Заткнись, приказал Кирилл, который решил не бояться.
— Слышишь, Алена? Возвращайся! Давай… попробуем.
— Кирилл, — устало произнесла она, — мне не двадцать лет, я пробовать не могу, у меня не получится.
— А если рискнуть?
— А потом собирать себя по запчастям! — зло выкрикнула она и поднялась-таки с чемодана, оказавшись совсем близко к Кириллу.
Он встряхнул ее, но тут же выпустил.
— Черт возьми, почему собирать?! Почему у нас не может получиться?!
— Может, да. А может, нет.
Ух, как же он разозлился! Он сам говорил себе то же самое, еще вчера, еще пять минут назад, и это было ужасно, глупо, отвратительно! И — справедливо, черт возьми все на свете.
Может — да. Может — нет. И никто на свете не даст гарантии, и никому еще не выдавали патент на любовь. И не надо! Не надо. И даже нечего пытаться понять непостижимое, неуловимое, невозможное что-то, что все-таки иногда случается. Очень редко. Но с ними же вот — случилось. Осталось только принять это. Не понять, потому что понять — нельзя. Разобраться, осмыслить, упаковать в чемоданы, белое к белому, черное к черному, взвесить, оценить, выкинуть лишнее и… наклеить ярлык — нет, нельзя!
Это лист белый, а закорючки на нем — черные, и все предельно ясно, и даже, возможно, правильно расставлены знаки препинания. А на самом деле — бескрайняя, неделимая радуга, и не дотянуться до нее никогда, но видно, как она сияет и переливается, и бьет по глазам буйством красок, и только один, один-единственный, тебе подходящий цвет, оставить невозможно.
И фиг разберешься, где точка, а где — многоточие.
— Ты… Я не нравлюсь тебе? — спросил Кирилл очень раздраженным голосом, будто эта мысль раньше не приходила ему в голову, а теперь он злится, что был таким идиотом.
Он смотрел на нее, темная лохматая челка висела у самых бровей, и он встряхивал головой, и в глазах у него было отчаяние.
Вот дурак!
Алена подумала вдруг — если ты не поцелуешь меня, я умру.
Точно умрет! Против всех законов физики, химии и прочей лабуды, просто перестанет быть. Раз и нет.
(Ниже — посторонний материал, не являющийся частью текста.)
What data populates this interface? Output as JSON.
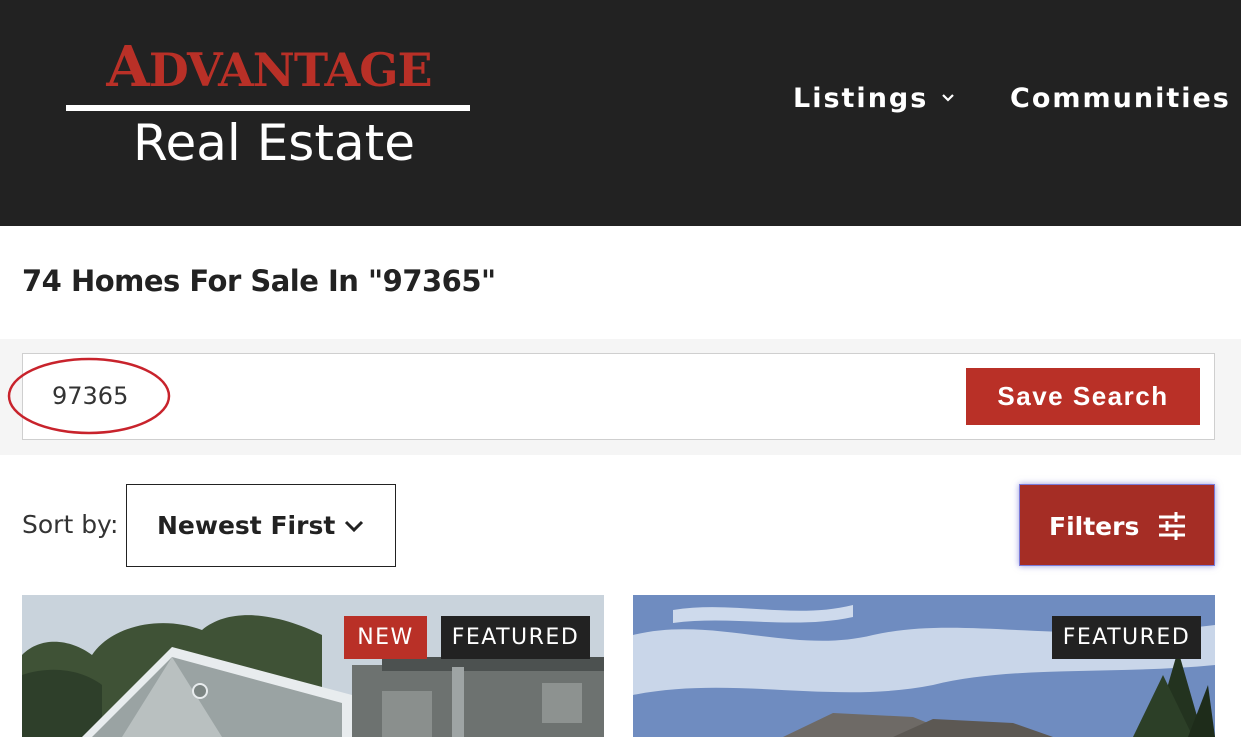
{
  "brand": {
    "logo_top_first": "A",
    "logo_top_rest": "DVANTAGE",
    "logo_bottom": "Real Estate",
    "accent_color": "#b93027",
    "header_bg": "#222222"
  },
  "nav": {
    "items": [
      {
        "label": "Listings",
        "icon": "chevron-down-icon"
      },
      {
        "label": "Communities",
        "icon": "chevron-down-icon"
      }
    ]
  },
  "page": {
    "title": "74 Homes For Sale In \"97365\""
  },
  "search": {
    "value": "97365",
    "save_label": "Save Search"
  },
  "sort": {
    "label": "Sort by:",
    "selected": "Newest First",
    "icon": "chevron-down-icon"
  },
  "filters": {
    "label": "Filters",
    "icon": "sliders-icon"
  },
  "listings": [
    {
      "badges": [
        "NEW",
        "FEATURED"
      ],
      "badge_colors": [
        "#b93027",
        "#222222"
      ]
    },
    {
      "badges": [
        "FEATURED"
      ],
      "badge_colors": [
        "#222222"
      ]
    }
  ]
}
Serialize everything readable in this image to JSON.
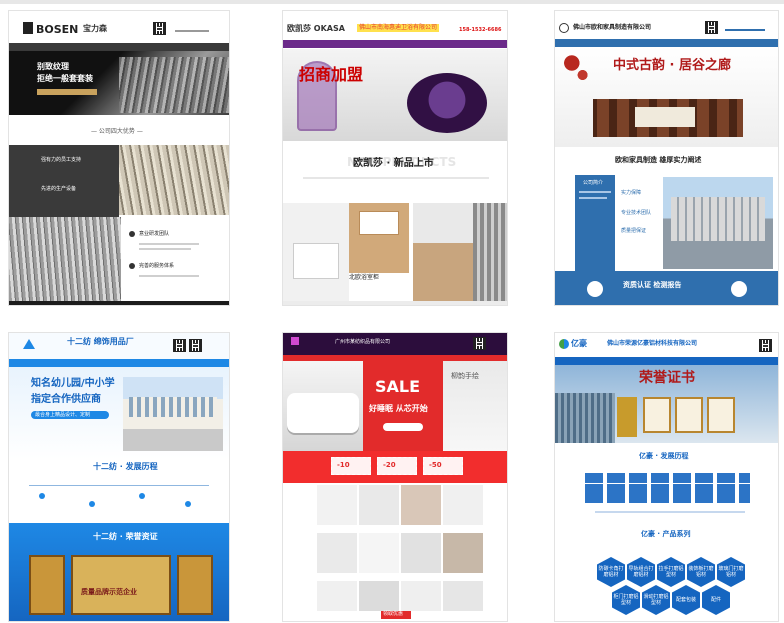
{
  "page": {
    "accent_colors": {
      "bosen": "#1c1c1c",
      "okasa": "#6b2a8a",
      "furniture": "#2f6fae",
      "twelve": "#1e88e5",
      "bedding": "#e22b2b",
      "yiyuan": "#1565c0"
    }
  },
  "t1": {
    "logo": "BOSEN",
    "logo_cn": "宝力森",
    "hero_line1": "别致纹理",
    "hero_line2": "拒绝一般套套装",
    "section_title": "— 公司四大优势 —",
    "adv1": "强有力的员工支持",
    "adv2": "先进的生产设备",
    "adv3": "意业研发团队",
    "adv4": "完善的服务体系",
    "icon_names": [
      "gear-icon",
      "gear-icon",
      "gear-icon",
      "gear-icon"
    ]
  },
  "t2": {
    "logo": "欧凯莎 OKASA",
    "company": "佛山市南海惠迪卫浴有限公司",
    "phone": "158-1532-6686",
    "hero": "招商加盟",
    "title": "欧凯莎 · 新品上市",
    "watermark": "NEW PRODUCTS",
    "model": "北欧浴室柜"
  },
  "t3": {
    "company": "佛山市欧和家具制造有限公司",
    "hero": "中式古韵 · 居谷之廊",
    "headline": "欧和家具制造  雄厚实力阐述",
    "subhead": "公司简介",
    "bullet1": "实力保障",
    "bullet2": "专业技术团队",
    "bullet3": "质量把保证",
    "banner": "资质认证  检测报告"
  },
  "t4": {
    "company": "十二纺 绵饰用品厂",
    "hero_line1": "知名幼儿园/中小学",
    "hero_line2": "指定合作供应商",
    "hero_note": "最合身上精品设计、定制",
    "history": "十二纺 · 发展历程",
    "honor": "十二纺 · 荣誉资证",
    "certificate": "质量品牌示范企业"
  },
  "t5": {
    "company": "广州市某纺织品有限公司",
    "sale": "SALE",
    "slogan": "好睡眠 从芯开始",
    "brand_right": "柳韵手绘",
    "button": "领取优惠",
    "price_labels": [
      "-10",
      "-20",
      "-50"
    ]
  },
  "t6": {
    "logo": "亿豪",
    "company": "佛山市荣源亿豪铝材科技有限公司",
    "hero": "荣誉证书",
    "history": "亿豪 · 发展历程",
    "products": "亿豪 · 产品系列",
    "hex_items": [
      "防碳卡角打磨铝材",
      "导轨组合打磨铝材",
      "拉手打磨铝型材",
      "装饰板打磨铝材",
      "玻璃门打磨铝材",
      "柜门打磨铝型材",
      "滑动打磨铝型材",
      "配套包装",
      "配件"
    ]
  }
}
Как в цирке. Только не смешно.
Он с трудом разжал кулаки, внутри которых были влажные, противные ладони, а силы не было. И непонятно откуда она взялась, эта сила, когда он притянул к себе рыжую, храбрую, долгожданную — свою! — женщину.
Стиснув худые плечи, он придвинул ее поближе, чтобы рассмотреть, понять, разобраться, черт побери! Уже зная, что бессилен.
— Я не отпущу тебя, — сказал Кирилл с удовольствием, ничего не рассмотрев и ничего не поняв.
— Мне страшно.
— Мне тоже.
— Неправда, — она с силой потрясла головой, и одна пламенная прядь задела его щеку, — неправда, ты просто упрямый, вот и все. Вбил себе в голову, что я тебе нужна.
— Ты мне, правда, нужна, — подтвердил он, завороженно глядя, как осыпается золото, — и я, правда, упрямый. Откуда ты знаешь?
— Догадалась, — сказала она ехидно.
И тогда он ее поцеловал. Выносить это все было невозможно. Он устал сомневаться, а ее губы были так рядом, и волосы, волосы горели под его пальцами, и щекотали подбородок и щеку, когда она тряхнула головой, споря с ним.
Нет, невозможно было выносить!
Хватит.
И плевать, что там, точка или многоточие.
Так он думал. А потом думать перестал. В голове грянул гром, шарахнули молнии, уши заложило, как будто в самолете на очень, очень, очень большой высоте. На седьмом небе, буквально. И сладко было там, на этом небе, и горячо, и немножко больно, потому что губы у нее оказались подвижными и сильными, и ей тоже, наверное, все это надоело, и сдерживаться она не могла, и прикусывала его нижнюю губу, и стукалась зубами о его зубы, и прохладными пальцами крепко сжимала его шею, словно боялась упасть.
Ну да, боялась.
Она же сказала, что ей страшно. На такой высоте кому угодно будет страшно.
Только вместе, только с ним вдвоем бояться было приятней. В тысячу, нет, в миллион раз приятней. И вкусно, и жарко, и несказанно прекрасно.
Только с ним.
Только с ней было так. Как быть не могло, но вот же — есть! И какое к черту многоточие — восклицательный знак. Вопросительный. И без остановки, потому что остановиться еще страшней, чем взлетать.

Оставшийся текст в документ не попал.